The report found that stigma plays a big role in Polish men not wanting to talk about their feelings, and that there is a lack of opportunities to meet new people who might give help and support.
But there are also things which can be done to help, including creating opportunities for Polish men to increase their self-esteem and ensure they feel that their contribution (social and economic) to Scotland is recognised and appreciated, along with creating socialising opportunities for Polish men within their communities, and raising awareness of available resources and information.
The full report is available to view or download as a pdf from the See Me Scotland website.
The world is changing a lot right now, but being a good pal doesn’t have to.
There is research to suggest that men will access help when they feel it is accessible and meaningful, which is why it is so important to start conversations.
You don’t need to be an expert to ask a friend how they’re doing. A great way to start is: “What’s going on mate? You don’t seem yourself,” or a simple “Are you okay?” via text.
You might need to ask them more than once, which is okay. Just showing that you care really can make a big different.
And if a friend does open up and needs more support, See Me Scotland has links to places that can help.
- Mind the Men Group
See Me Scotland’s Community Champion Gary has been involved in setting up and running Mind the Men, a suicide prevention peer support group for men aged 18 years old and over.
Mind the Men is a place where men can to talk about their challenges, be listened to and feel supported.
For further information, including how to get involved, please visit the Mind the Men website.
- Men, Work and Mental Health Podcast
Their “Men, Work and Mental Health” podcast is also available to listen to, where Gary talks more about Mind the Men and the impact he has made in tackling mental health stigma and discrimination in his workplace.
To listen to or download the podcast, please visit the See Me Scotland podcast page.
When Tony started struggling with his mental health, he felt unable to talk about how he was feeling, and started drinking more to cope.
“Apparently when I was younger I was loud, outgoing and very friendly.
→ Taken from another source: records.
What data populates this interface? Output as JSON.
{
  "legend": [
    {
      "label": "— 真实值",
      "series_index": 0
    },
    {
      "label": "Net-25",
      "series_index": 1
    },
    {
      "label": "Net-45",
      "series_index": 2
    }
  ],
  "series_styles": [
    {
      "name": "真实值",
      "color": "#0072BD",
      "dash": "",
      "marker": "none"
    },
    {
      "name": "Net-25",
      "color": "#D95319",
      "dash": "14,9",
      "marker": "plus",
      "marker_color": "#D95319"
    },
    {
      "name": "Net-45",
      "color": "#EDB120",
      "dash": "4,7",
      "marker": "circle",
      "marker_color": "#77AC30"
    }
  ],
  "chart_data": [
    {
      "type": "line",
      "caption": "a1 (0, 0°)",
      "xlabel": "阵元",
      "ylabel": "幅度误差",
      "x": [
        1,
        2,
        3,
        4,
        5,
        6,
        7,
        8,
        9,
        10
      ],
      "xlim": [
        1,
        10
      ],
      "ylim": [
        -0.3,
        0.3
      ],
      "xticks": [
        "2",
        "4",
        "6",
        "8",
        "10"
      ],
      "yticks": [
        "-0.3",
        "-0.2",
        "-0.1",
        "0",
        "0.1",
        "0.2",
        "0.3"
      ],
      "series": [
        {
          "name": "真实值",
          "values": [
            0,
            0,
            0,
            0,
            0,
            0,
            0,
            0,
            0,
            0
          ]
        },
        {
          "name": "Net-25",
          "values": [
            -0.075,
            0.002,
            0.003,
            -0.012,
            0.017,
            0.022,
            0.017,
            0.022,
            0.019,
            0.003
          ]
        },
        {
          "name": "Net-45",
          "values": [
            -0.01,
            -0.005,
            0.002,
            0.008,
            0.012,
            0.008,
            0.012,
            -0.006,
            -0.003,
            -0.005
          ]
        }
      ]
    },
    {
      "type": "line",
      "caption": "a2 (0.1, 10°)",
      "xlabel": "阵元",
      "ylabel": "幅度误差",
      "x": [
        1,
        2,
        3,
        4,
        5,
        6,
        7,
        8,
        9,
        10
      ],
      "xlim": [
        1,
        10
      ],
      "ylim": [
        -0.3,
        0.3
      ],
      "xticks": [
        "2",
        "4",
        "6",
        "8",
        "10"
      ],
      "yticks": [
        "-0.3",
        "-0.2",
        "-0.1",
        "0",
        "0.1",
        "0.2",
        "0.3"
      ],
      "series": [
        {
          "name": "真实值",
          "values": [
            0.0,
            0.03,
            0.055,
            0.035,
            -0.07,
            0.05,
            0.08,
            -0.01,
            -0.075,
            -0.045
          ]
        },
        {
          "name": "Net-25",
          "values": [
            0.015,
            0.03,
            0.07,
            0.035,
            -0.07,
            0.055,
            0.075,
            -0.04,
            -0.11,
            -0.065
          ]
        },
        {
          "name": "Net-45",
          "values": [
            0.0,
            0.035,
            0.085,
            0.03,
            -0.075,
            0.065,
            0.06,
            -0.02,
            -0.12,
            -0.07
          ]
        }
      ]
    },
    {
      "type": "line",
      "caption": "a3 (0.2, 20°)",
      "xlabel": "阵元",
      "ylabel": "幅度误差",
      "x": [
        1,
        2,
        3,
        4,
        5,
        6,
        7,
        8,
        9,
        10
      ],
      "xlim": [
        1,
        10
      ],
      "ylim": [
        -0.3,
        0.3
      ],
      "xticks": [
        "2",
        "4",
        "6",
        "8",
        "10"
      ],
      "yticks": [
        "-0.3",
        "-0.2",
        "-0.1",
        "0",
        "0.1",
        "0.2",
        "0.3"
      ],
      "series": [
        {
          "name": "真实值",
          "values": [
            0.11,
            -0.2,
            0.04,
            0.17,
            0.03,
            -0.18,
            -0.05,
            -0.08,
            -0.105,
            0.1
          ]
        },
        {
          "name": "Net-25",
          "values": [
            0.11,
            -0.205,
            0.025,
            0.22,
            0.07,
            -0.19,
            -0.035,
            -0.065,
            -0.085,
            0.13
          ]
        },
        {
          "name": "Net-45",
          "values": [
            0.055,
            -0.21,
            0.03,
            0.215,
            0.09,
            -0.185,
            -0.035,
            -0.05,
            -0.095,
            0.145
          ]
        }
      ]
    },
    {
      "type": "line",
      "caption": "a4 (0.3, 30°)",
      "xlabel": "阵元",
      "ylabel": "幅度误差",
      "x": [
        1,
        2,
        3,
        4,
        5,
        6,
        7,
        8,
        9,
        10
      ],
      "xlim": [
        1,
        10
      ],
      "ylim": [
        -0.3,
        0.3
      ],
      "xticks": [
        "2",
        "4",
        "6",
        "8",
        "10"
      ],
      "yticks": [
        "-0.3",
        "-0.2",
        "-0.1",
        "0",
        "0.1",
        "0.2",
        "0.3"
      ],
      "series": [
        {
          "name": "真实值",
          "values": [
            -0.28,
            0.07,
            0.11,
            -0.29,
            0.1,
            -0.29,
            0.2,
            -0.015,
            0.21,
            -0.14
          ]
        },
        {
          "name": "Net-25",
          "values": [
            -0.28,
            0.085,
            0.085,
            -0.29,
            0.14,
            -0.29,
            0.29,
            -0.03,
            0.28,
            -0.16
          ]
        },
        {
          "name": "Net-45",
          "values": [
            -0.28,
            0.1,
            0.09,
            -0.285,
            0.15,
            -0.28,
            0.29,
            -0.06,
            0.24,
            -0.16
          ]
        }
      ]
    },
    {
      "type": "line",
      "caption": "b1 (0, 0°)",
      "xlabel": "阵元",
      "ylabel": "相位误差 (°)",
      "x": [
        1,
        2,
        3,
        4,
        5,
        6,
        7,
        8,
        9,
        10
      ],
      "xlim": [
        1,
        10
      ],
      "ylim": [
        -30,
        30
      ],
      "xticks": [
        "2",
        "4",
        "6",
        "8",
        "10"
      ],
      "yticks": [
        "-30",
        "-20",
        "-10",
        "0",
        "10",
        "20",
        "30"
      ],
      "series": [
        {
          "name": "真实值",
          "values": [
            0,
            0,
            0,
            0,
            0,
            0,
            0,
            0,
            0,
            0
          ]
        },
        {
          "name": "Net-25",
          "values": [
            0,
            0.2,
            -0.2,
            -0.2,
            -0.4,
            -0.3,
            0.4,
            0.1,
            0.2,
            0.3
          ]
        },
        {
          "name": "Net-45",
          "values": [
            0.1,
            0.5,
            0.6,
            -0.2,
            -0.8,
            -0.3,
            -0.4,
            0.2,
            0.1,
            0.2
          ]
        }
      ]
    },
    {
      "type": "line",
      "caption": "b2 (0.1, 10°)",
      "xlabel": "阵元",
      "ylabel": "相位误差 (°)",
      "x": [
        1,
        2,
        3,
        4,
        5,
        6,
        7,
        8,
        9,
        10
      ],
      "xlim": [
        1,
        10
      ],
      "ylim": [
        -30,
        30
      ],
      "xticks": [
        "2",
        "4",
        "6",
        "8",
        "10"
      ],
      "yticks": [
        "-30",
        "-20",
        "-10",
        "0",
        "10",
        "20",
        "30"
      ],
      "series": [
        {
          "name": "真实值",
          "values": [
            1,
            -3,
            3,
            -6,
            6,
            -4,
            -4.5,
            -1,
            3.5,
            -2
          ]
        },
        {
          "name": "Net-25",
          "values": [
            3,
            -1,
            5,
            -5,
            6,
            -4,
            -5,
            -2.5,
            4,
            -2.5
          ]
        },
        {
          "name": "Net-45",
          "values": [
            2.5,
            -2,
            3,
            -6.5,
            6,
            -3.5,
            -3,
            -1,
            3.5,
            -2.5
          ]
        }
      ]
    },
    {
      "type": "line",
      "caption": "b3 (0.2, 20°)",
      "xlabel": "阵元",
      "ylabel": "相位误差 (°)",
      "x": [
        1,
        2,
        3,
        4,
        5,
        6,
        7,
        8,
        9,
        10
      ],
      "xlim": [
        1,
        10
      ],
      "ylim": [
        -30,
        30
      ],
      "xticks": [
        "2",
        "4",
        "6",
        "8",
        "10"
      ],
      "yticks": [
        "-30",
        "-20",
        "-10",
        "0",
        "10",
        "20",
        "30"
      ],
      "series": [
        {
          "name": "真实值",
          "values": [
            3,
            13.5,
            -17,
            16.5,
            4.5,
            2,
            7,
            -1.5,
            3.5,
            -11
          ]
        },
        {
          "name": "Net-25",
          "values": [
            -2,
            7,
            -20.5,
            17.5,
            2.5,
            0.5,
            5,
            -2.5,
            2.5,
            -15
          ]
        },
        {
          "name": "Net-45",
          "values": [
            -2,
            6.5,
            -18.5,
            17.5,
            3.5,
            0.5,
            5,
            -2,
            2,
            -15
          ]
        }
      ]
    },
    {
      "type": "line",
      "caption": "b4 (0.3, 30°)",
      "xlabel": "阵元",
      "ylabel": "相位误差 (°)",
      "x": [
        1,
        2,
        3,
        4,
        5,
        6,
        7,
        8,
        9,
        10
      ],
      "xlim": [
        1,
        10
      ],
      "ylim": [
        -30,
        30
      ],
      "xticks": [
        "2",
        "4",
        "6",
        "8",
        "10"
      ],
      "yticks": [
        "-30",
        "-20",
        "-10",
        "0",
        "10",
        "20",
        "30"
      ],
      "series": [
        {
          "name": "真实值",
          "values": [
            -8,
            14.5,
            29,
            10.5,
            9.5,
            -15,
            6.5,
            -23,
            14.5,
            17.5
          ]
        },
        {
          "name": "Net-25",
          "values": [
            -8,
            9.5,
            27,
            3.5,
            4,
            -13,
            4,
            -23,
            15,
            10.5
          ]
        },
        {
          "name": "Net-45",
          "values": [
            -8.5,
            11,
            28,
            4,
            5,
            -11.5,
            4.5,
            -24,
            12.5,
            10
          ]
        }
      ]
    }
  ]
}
“As I got older I began to put on a little weight but I excelled at sport, I could run, jump and climb. I could play, golf, football, tennis, honestly literally anything. I had good friends, a very loving family and wonderful parents who did a lot with us and done everything they could to make me and my brother happy.
“Around thirteen to fifteen it slowly dried up. I was pretty good at football but because I was overweight, it affected me more and more as time went on.
“Then at 15 I began to drink. I was the guy who could down a bottle in one go and had the “good personality”. Being active became less a priority and drinking to get drunk was my favourite thing to do. I enjoyed the buzz and the feeling it gave me. It helped me become someone else.
“I got to around 20 years old, was in a job I hated and I was headed to back down that slope. This time it was around Christmas, I had been drinking, I remember waking home and I saw the train track. So I decided here was my time.
“For some reason I called my brother, I don’t know if I was calling to say goodbye but either way he raced to get me.
“For years I really thought I was “crazy”, I thought it would never end and wasn’t sure what the future held for me.
“For the last 10 years I have battled with my mind, but I also began to achieve things and finally find myself.
“I now understand its very common to go through what I have. It is also possible to function despite having an ongoing battle.
“It got to the point I felt comfortable sharing my story and being open about it.
“I have my dark days but I have learned how to deal with it.
“I am excited about what the future holds and now keen to live in the moment.”